The Plymouth brand was phased out in 2001, and plans for cost-cutting by sharing of platforms and components began. The strongly-Mercedes-influenced Chrysler Crossfire was one of the first results of this program. A return to rear-wheel drive was announced, and in 2004, a new Chrysler 300 using this technology and a new Hemi V8 appeared and became a solid hit. Financial performance began to improve somewhat, with Chrysler now providing a significant share of DaimlerChrysler profits due to restructuring efforts at the Mercedes Car Group. The long-standing partnership with Mitsubishi was dissolved as DaimlerChrysler divested its stake in the firm due to diving Mitsubishi profits and sales worldwide.

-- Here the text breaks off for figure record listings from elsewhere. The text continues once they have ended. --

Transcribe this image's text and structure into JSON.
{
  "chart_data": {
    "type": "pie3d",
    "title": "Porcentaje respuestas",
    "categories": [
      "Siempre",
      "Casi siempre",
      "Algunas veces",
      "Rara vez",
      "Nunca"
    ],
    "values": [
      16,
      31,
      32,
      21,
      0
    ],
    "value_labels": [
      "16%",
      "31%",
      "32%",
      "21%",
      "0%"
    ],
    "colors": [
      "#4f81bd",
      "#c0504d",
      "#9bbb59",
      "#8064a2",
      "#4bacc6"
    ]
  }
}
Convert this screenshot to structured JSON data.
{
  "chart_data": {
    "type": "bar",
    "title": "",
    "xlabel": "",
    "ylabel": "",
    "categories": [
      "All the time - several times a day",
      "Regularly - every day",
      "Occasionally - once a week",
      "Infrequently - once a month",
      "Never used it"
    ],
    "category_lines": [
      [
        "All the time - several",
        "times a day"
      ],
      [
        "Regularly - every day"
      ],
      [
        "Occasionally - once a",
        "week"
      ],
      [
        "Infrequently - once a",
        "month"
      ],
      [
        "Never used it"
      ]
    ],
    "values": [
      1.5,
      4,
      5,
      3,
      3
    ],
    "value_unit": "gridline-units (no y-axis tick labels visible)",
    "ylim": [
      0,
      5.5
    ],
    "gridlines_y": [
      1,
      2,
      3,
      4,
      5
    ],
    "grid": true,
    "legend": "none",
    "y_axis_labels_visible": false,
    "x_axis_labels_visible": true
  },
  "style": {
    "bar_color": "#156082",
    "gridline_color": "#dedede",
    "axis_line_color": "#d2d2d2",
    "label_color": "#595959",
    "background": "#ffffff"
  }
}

On April 7, 2005, a conclusion was announced by U.S. District Judge Joseph Farnnan Jr. presiding over a bench trial in Wilmington, Delaware between Kirk Kerkorian and DaimlerChrysler AG regarding allegations that Jürgen Schrempp of Daimler Benz AG, prior to the 1998 merger, lied and manipulated the Security Exchange Commission and Chrysler Corporation's shareholders (the largest of which was Kirk Kerkorian's Tracinda Corporation) by touting the 1998 merger as a merger of equals, and not an outright acquisition. The judge found in favor of DaimlerChrysler. However, another case (brought by other shareholders, on the same merit as the Kerkorian case) was settled in 2003 for $300 million. The Kerkorian case took over one year to decide.